“The Visit” is a 2015 comedy horror film directed by M. Night Shyamalan, who is looking to return to form after a series of recent misfires. Shyamalan also wrote the screenplay.
With critically panned films such as “Lady in the Water,” “The Happening,” “The Last Airbender” and “After Earth,” fans of film and Shyamalan’s earlier work are wondering if there is any more magic left in him to make another good movie. It’s safe to say that “The Visit” gives hope for the future of Shyamalan’s career.
What stands out in “The Visit” compared to his other movies is the small budget of $5 million dollars. The decision to go smaller rather than take on a big blockbuster possibly took pressure off his shoulders and made him more comfortable.
The plot is straightforward and not difficult whatsoever. When a single mother sends her two children to meet their grandparents for the first time after a past disagreement, the children choose to document the visit for their mother. What the kids find out is their grandparents may not be as normal as they thought.

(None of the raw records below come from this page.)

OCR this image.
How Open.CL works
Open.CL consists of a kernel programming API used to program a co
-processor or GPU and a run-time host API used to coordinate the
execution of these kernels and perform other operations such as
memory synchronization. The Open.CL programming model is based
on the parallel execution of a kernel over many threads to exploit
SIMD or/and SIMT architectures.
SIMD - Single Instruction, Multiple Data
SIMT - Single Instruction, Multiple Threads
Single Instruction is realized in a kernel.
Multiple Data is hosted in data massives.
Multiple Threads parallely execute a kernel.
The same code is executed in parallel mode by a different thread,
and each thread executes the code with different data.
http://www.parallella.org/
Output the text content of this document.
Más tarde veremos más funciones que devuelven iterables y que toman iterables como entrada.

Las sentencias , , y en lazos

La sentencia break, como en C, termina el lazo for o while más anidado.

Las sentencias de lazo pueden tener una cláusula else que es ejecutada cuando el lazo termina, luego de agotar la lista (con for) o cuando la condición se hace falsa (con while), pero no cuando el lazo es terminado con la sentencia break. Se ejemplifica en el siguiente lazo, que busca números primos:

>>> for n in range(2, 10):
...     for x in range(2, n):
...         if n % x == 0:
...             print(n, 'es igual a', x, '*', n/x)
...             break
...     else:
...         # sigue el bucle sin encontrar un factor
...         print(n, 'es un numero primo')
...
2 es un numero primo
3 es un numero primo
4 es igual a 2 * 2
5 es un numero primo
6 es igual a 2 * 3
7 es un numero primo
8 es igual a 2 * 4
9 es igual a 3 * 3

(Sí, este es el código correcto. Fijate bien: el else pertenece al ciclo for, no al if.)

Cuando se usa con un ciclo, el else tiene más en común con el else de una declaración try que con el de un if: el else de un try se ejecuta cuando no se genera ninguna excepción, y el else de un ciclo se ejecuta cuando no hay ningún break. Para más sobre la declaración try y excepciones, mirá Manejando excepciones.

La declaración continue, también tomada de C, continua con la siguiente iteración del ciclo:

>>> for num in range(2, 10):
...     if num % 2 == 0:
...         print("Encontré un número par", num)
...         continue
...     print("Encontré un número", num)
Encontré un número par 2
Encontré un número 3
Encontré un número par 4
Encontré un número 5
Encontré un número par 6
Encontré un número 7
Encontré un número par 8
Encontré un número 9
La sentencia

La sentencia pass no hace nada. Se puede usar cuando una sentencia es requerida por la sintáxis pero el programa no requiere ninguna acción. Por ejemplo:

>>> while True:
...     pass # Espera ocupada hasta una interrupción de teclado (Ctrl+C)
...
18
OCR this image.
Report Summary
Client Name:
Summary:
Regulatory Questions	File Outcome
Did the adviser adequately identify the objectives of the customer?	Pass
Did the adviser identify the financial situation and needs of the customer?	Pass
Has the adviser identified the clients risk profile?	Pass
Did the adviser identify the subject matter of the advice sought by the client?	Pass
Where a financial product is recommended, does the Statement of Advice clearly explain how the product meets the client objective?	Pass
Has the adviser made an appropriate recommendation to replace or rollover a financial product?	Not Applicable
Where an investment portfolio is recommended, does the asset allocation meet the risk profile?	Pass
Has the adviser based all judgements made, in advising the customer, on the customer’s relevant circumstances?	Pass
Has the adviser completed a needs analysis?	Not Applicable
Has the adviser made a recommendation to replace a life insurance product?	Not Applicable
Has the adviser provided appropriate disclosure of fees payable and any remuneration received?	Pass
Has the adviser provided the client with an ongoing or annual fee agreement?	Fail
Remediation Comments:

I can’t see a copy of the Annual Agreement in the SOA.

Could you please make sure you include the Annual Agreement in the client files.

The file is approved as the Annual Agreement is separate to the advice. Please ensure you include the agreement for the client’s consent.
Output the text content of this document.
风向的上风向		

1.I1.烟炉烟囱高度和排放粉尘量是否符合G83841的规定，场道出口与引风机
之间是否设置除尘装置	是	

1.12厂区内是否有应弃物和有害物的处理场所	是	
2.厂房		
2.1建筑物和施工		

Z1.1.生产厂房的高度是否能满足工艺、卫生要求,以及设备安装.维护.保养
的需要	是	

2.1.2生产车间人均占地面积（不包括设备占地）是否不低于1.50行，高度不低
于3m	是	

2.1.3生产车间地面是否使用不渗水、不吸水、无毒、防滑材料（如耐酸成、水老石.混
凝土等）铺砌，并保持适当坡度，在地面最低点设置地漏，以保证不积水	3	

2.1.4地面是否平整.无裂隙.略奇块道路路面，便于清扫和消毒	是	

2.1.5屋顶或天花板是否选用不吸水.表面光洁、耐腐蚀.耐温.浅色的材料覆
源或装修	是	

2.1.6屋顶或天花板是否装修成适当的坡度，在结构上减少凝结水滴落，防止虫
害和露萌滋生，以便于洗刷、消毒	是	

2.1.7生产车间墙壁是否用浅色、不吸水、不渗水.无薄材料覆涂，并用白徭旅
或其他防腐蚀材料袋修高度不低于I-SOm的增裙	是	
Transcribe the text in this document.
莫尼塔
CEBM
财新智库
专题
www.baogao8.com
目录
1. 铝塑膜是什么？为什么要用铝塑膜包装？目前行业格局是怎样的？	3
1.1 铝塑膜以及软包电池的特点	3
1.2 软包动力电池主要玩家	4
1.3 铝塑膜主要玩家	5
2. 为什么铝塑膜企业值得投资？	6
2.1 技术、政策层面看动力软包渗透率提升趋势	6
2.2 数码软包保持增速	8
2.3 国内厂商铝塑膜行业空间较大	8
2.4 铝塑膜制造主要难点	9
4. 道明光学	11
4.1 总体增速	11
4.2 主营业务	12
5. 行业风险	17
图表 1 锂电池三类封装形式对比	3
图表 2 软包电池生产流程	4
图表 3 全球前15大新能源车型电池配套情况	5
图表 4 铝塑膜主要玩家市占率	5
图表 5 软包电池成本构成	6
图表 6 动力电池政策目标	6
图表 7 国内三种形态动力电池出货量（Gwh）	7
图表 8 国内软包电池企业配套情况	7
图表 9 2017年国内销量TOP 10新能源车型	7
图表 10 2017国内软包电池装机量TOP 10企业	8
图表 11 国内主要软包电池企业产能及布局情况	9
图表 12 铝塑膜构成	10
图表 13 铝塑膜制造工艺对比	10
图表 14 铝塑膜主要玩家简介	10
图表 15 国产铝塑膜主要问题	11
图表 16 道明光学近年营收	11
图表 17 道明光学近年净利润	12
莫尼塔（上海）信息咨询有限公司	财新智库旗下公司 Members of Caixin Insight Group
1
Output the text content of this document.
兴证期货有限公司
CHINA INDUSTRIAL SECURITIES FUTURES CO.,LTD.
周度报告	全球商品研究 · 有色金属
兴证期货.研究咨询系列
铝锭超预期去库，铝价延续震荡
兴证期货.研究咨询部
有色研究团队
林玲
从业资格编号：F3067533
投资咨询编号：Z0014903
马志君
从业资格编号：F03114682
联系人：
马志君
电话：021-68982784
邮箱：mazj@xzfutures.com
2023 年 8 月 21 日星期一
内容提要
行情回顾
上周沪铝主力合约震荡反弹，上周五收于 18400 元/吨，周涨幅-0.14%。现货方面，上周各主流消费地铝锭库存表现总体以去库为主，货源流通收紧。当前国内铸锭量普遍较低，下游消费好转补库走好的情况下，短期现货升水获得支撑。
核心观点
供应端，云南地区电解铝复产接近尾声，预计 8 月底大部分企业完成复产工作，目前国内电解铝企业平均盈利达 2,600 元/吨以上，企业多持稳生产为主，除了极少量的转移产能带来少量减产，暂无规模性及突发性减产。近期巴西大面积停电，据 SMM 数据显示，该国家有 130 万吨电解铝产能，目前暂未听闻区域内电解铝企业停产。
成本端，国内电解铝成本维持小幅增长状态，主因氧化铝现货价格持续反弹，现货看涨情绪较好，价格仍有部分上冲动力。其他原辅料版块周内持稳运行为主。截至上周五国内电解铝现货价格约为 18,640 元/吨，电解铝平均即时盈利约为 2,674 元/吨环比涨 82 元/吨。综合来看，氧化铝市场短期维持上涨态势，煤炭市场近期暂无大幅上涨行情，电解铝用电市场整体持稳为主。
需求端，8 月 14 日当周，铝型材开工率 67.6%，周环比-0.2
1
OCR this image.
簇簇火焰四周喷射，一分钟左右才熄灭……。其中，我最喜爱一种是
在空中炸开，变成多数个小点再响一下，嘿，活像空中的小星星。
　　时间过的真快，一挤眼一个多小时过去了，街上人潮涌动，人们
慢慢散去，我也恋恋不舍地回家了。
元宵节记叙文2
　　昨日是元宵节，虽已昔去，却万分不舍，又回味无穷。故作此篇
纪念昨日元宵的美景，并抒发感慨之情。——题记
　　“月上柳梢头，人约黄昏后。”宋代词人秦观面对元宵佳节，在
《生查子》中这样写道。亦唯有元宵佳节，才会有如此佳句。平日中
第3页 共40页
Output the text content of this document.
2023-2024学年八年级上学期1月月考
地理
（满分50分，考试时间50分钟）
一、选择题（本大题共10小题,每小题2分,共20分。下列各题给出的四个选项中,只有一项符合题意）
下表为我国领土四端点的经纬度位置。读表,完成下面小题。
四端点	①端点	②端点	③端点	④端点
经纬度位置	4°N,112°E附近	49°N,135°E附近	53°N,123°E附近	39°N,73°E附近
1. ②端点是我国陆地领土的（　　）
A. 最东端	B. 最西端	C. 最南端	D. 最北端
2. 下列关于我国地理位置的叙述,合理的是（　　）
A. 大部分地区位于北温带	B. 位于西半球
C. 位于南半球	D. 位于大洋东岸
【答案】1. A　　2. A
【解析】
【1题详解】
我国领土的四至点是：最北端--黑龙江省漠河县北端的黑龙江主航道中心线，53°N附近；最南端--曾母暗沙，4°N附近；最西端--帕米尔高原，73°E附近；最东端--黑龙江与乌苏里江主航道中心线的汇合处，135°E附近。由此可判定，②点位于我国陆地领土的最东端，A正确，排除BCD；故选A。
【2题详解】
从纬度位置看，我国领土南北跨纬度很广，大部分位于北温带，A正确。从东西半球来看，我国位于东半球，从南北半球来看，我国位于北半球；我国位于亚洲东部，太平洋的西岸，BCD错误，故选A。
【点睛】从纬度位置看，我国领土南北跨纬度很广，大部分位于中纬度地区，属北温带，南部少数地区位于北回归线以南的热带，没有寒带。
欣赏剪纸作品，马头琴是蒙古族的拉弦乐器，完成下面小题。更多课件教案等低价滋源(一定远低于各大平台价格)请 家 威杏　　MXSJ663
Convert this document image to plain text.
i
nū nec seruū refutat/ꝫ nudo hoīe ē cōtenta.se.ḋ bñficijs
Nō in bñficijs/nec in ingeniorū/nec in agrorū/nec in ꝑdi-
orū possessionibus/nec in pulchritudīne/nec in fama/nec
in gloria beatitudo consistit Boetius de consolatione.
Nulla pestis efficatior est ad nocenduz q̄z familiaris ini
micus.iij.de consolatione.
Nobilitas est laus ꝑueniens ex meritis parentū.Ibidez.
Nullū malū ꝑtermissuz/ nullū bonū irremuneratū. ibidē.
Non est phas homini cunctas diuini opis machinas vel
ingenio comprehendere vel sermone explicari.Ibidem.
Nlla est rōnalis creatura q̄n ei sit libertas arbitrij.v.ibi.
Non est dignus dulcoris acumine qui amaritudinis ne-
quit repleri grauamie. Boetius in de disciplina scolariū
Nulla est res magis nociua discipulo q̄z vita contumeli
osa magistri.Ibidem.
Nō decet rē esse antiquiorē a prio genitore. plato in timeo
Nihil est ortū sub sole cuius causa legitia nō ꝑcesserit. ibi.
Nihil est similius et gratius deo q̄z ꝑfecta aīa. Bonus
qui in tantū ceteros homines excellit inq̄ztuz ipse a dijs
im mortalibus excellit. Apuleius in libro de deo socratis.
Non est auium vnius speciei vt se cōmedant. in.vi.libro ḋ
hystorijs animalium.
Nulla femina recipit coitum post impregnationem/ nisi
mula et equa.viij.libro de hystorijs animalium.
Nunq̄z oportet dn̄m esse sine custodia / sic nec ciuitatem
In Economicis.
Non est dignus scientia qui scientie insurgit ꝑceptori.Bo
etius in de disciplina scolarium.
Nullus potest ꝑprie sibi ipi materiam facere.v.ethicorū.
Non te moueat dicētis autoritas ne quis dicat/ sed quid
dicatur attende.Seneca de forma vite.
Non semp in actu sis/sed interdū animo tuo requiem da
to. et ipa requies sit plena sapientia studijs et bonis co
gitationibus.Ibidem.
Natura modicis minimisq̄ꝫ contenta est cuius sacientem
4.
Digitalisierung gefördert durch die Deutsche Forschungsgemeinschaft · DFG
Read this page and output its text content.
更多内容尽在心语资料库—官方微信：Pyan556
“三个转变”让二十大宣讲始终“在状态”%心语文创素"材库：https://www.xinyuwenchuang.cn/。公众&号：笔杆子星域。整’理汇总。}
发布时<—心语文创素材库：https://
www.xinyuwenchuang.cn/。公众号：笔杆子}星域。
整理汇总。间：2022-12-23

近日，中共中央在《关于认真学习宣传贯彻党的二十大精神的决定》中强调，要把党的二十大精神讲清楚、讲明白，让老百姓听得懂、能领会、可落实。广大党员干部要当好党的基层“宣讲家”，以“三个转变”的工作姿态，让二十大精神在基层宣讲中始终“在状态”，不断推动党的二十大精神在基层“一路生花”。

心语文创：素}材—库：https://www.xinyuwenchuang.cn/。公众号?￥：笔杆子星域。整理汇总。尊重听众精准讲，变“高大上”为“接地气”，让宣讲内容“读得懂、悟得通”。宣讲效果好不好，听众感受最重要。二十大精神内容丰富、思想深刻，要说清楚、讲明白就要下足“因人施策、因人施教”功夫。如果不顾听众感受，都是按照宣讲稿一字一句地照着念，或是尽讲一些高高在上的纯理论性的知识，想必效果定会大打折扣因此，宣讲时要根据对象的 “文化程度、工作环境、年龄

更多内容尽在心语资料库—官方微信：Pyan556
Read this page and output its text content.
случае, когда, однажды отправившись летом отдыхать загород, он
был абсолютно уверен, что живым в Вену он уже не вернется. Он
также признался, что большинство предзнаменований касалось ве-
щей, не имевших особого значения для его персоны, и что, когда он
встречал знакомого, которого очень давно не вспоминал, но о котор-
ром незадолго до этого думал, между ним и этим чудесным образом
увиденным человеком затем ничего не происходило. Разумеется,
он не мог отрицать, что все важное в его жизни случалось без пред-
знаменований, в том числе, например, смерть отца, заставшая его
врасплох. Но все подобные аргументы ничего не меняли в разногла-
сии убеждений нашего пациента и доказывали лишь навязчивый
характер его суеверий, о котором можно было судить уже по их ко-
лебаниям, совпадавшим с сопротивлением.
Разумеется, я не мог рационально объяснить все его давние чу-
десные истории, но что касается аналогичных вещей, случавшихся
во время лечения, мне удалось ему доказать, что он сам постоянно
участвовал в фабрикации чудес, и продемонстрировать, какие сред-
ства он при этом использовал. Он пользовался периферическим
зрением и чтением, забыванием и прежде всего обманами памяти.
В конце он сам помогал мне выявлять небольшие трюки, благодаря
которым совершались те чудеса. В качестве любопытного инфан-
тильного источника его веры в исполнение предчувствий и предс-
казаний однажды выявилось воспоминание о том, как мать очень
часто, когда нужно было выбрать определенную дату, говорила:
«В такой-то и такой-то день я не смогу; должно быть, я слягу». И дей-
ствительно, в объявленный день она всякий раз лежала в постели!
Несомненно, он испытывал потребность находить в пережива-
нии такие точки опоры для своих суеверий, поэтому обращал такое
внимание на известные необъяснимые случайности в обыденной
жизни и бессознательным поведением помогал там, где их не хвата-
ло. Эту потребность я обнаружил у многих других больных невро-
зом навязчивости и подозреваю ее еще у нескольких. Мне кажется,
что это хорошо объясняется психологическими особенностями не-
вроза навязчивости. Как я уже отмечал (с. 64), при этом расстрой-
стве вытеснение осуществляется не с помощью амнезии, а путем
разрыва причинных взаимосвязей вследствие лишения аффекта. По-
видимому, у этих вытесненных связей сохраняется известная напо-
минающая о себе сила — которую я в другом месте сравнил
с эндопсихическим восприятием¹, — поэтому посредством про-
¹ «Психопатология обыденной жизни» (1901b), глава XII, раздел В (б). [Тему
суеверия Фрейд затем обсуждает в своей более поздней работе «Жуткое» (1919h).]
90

The decision to document the visit presented the opportunity for a found footage-style horror film. The found footage aspect was strong for the most part. There were a couple of moments that make you think “why are they still holding the camera?” but it wasn’t so distracting that it took you out of the film completely.
The film stars Olivia DeJonge (“The Sisterhood of the Night”), Ed Oxenbould (“Alexander and the Terrible, Horrible, No Good, Very Bad Day”), Kathryn Hahn (“We’re the Millers”), Deanna Dunagan (“Have a Little Faith”) and Peter McRobbie (“Lincoln”). While it’s a relatively small and unrecognizable cast besides Kathryn Hahn, the acting was surprisingly satisfying.
Child actors can go either horribly wrong or shockingly well Thankfully, it was the latter. The standout was Oxenbould, who portrays the younger brother, Tyler Jamison. Oxenbould provides most of the film’s comic relief with inadequate rapping skills. The chemistry with his sister felt natural and realistic. The love and care they had for one another was genuine and didn’t feel fake.
DeJonge played older sister Rebecca Jamison, who is inspired to become a filmmaker. She is documenting the whole trip to her grandparents not only for her mother, but for herself, so she can develop her skills. She acted more like an adult for her age. The vocabulary she used was sharp and unexpected. She also had a vast knowledge on how to work a camera and what shots to use for certain purposes. She was very resourceful and capable of handling herself.
The grandparents, Doris (Dunagan) and John Jamison (McRobbie), were creepy at times, especially in a sequence that featured Doris, Rebecca and Tyler playing hide-and-seek in a crawl space. The unsettling behavior by Doris captured eeriness and anxiety in tight spaces.
The tones of comedy and horror mixed consistently and never detracted from the other. Even in the most tense moments there was a good sample of comedy which added more levity to the scenes. Shyamalan’s direction was reminiscent of his old work with a simple plot and few characters to focus on. There were typical Shyamalan trademarks for fans of his work. The cinematography was shot beautifully and clearly.
“The Visit” is a surprisingly good small film that breathes new life into a seemingly dead career. There is nothing new to offer with a movie like this but it does enough to be engaging and entertaining to notice any glaring mistakes. The story was crafted well with good performances from lesser known actors. Hopefully Shyamalan continues on this path and works his way back up to bigger movies or stay put in the smaller ones. The smaller ones seem to be more for him.